45, 52, 58, 62, 63, 65, 67, 68, 70, 71, 72, 72, 74, 75, 75, 76, 78, 80, 82, 84, 86, 88, 90, 92, 95
1. Group the data into class intervals 40–49, 50–59, 60–69, 70–79, 80–89, 90–99 and construct a frequency table.
2. Describe the shape of the distribution.
Understanding
Explain clearly:
1. Why a histogram is not an appropriate display for categorical data.
2. Why a bar chart is not appropriate for displaying continuous numerical data.
Problem Solving
A sample of 15 plants has the following heights (cm):

12, 13, 14, 14, 15, 16, 16, 17, 18, 18, 19, 20, 21, 22, 23

A second sample of 15 plants was grown under different conditions:

10, 11, 12, 13, 14, 15, 15, 16, 17, 17, 18, 19, 20, 21, 22
1. Construct a back-to-back stem-and-leaf plot comparing the two samples.
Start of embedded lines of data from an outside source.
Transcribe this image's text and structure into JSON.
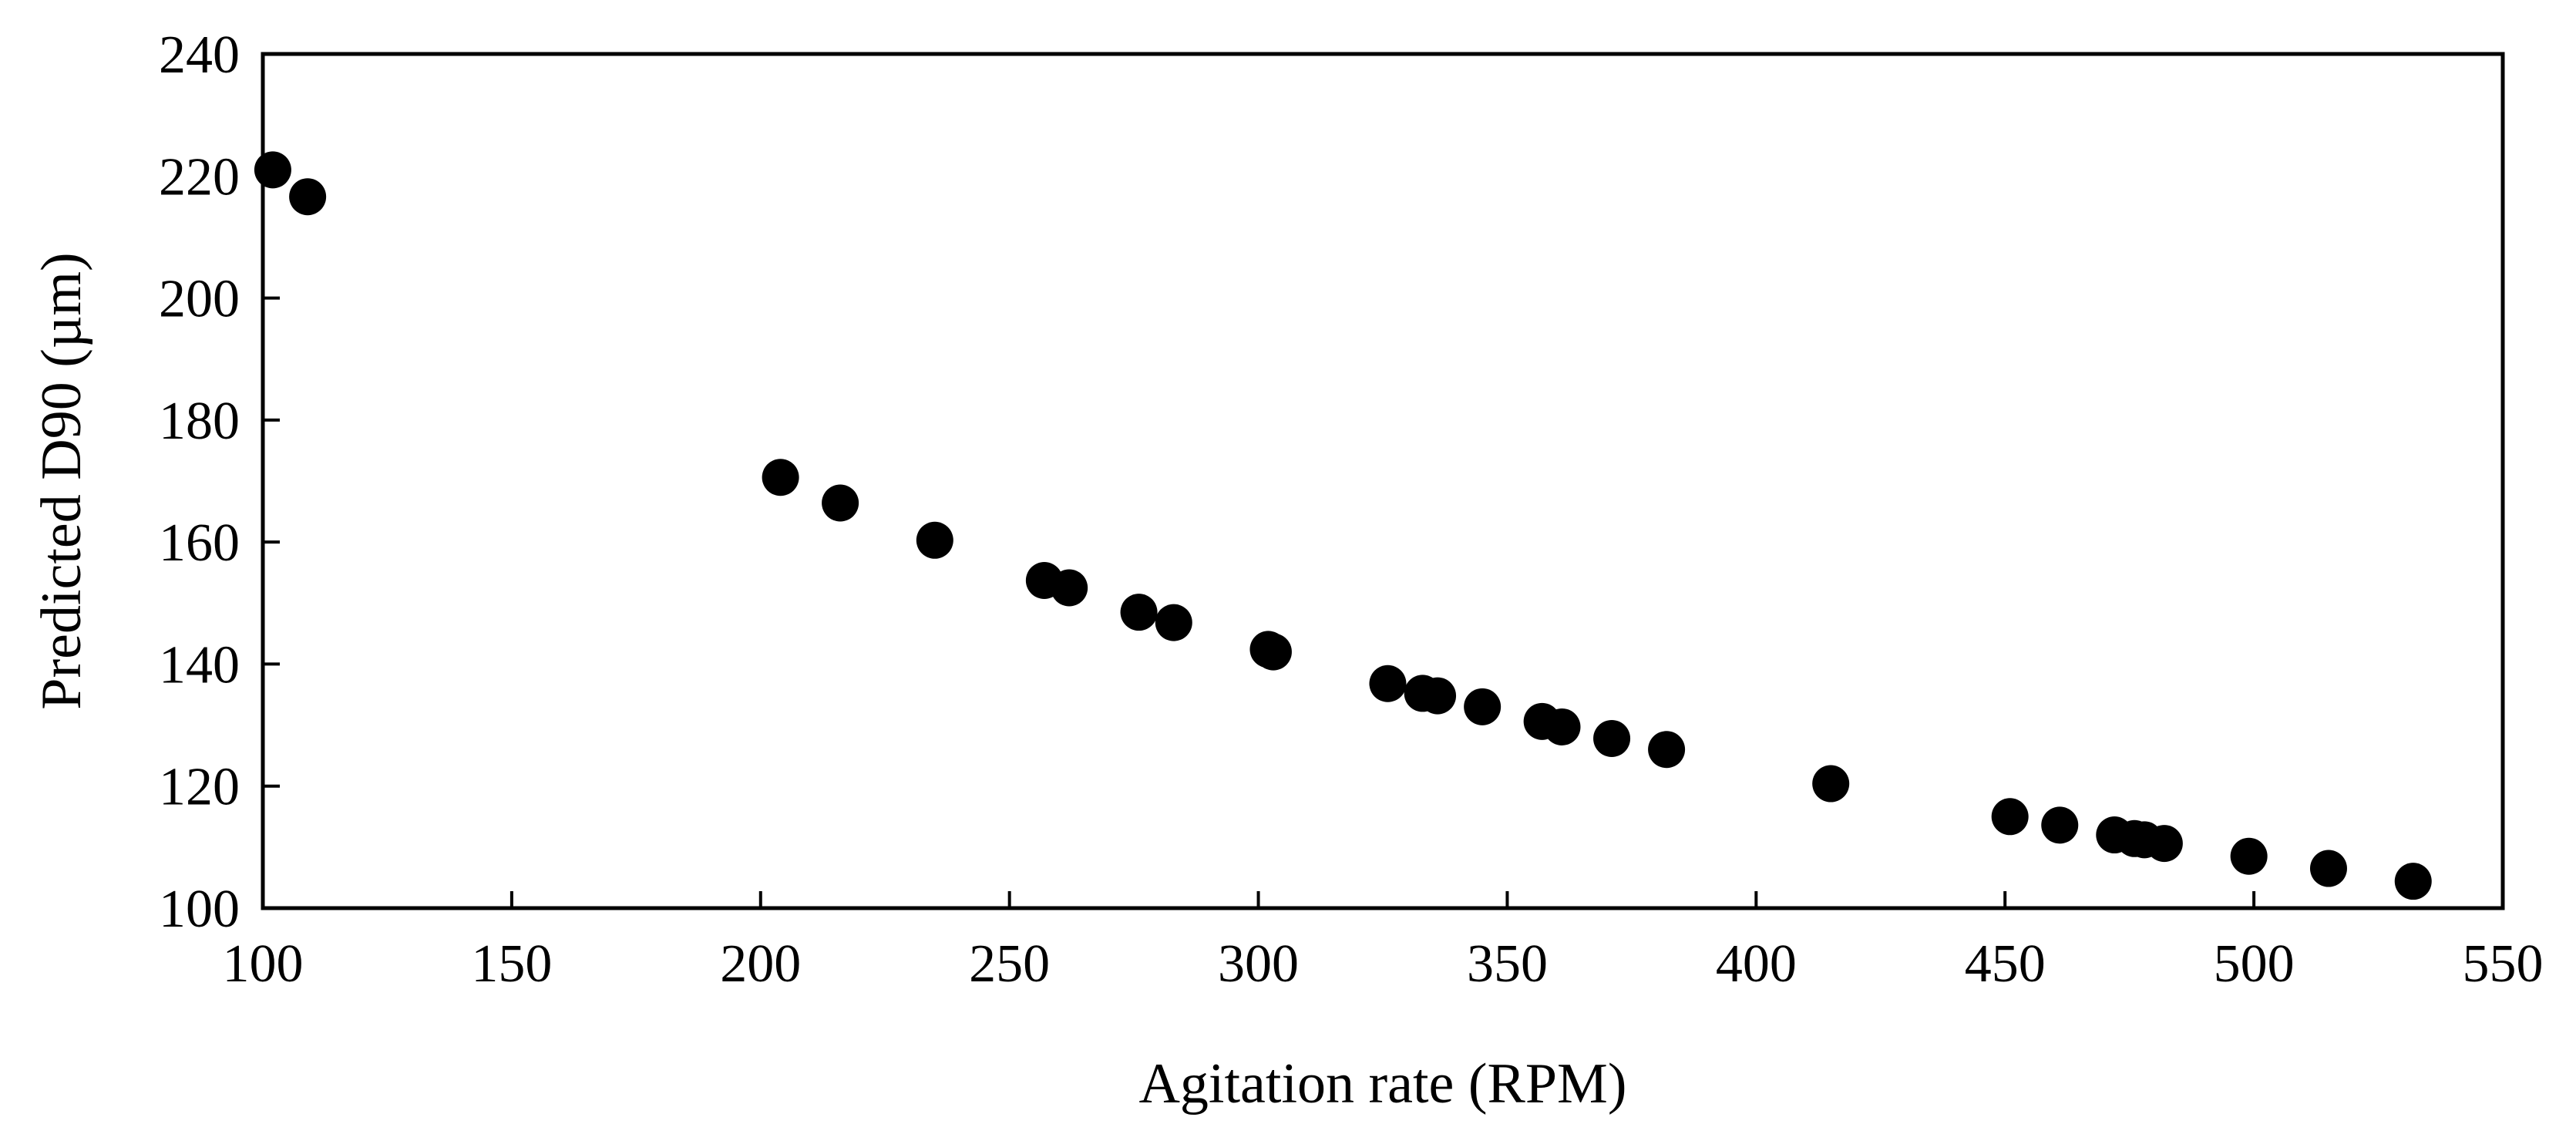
{
  "chart_data": {
    "type": "scatter",
    "title": "",
    "xlabel": "Agitation rate (RPM)",
    "ylabel": "Predicted D90 (µm)",
    "xlim": [
      100,
      550
    ],
    "ylim": [
      100,
      240
    ],
    "xticks": [
      100,
      150,
      200,
      250,
      300,
      350,
      400,
      450,
      500,
      550
    ],
    "yticks": [
      100,
      120,
      140,
      160,
      180,
      200,
      220,
      240
    ],
    "xtick_labels": [
      "100",
      "150",
      "200",
      "250",
      "300",
      "350",
      "400",
      "450",
      "500",
      "550"
    ],
    "ytick_labels": [
      "100",
      "120",
      "140",
      "160",
      "180",
      "200",
      "220",
      "240"
    ],
    "grid": false,
    "legend": "none",
    "marker_color": "#000000",
    "series": [
      {
        "name": "Predicted D90",
        "points": [
          {
            "x": 102,
            "y": 221
          },
          {
            "x": 109,
            "y": 216.6
          },
          {
            "x": 204,
            "y": 170.6
          },
          {
            "x": 216,
            "y": 166.4
          },
          {
            "x": 235,
            "y": 160.3
          },
          {
            "x": 257,
            "y": 153.7
          },
          {
            "x": 262,
            "y": 152.5
          },
          {
            "x": 276,
            "y": 148.5
          },
          {
            "x": 283,
            "y": 146.8
          },
          {
            "x": 302,
            "y": 142.4
          },
          {
            "x": 303,
            "y": 142
          },
          {
            "x": 326,
            "y": 136.8
          },
          {
            "x": 333,
            "y": 135.2
          },
          {
            "x": 336,
            "y": 134.8
          },
          {
            "x": 345,
            "y": 133
          },
          {
            "x": 357,
            "y": 130.6
          },
          {
            "x": 361,
            "y": 129.7
          },
          {
            "x": 371,
            "y": 127.8
          },
          {
            "x": 382,
            "y": 126
          },
          {
            "x": 415,
            "y": 120.4
          },
          {
            "x": 451,
            "y": 115
          },
          {
            "x": 461,
            "y": 113.6
          },
          {
            "x": 472,
            "y": 112
          },
          {
            "x": 476,
            "y": 111.4
          },
          {
            "x": 478,
            "y": 111.2
          },
          {
            "x": 482,
            "y": 110.6
          },
          {
            "x": 499,
            "y": 108.5
          },
          {
            "x": 515,
            "y": 106.5
          },
          {
            "x": 532,
            "y": 104.4
          }
        ]
      }
    ]
  }
}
Use tens as the stems.
2. Comment on the shape of each distribution.
3. Make two observations comparing the two groups (consider typical value and spread).
Problem Solving
Design a statistical investigation to answer the question: “Do students who exercise more frequently achieve higher academic results?”
1. Identify all the variables you would need to collect data on.
2. Classify each variable (nominal, ordinal, discrete or continuous).
3. Describe in detail how you would collect data. Include sample size and method.
4. State the most appropriate display for each variable.
5. Identify one potential source of bias in your investigation and explain how it could affect results.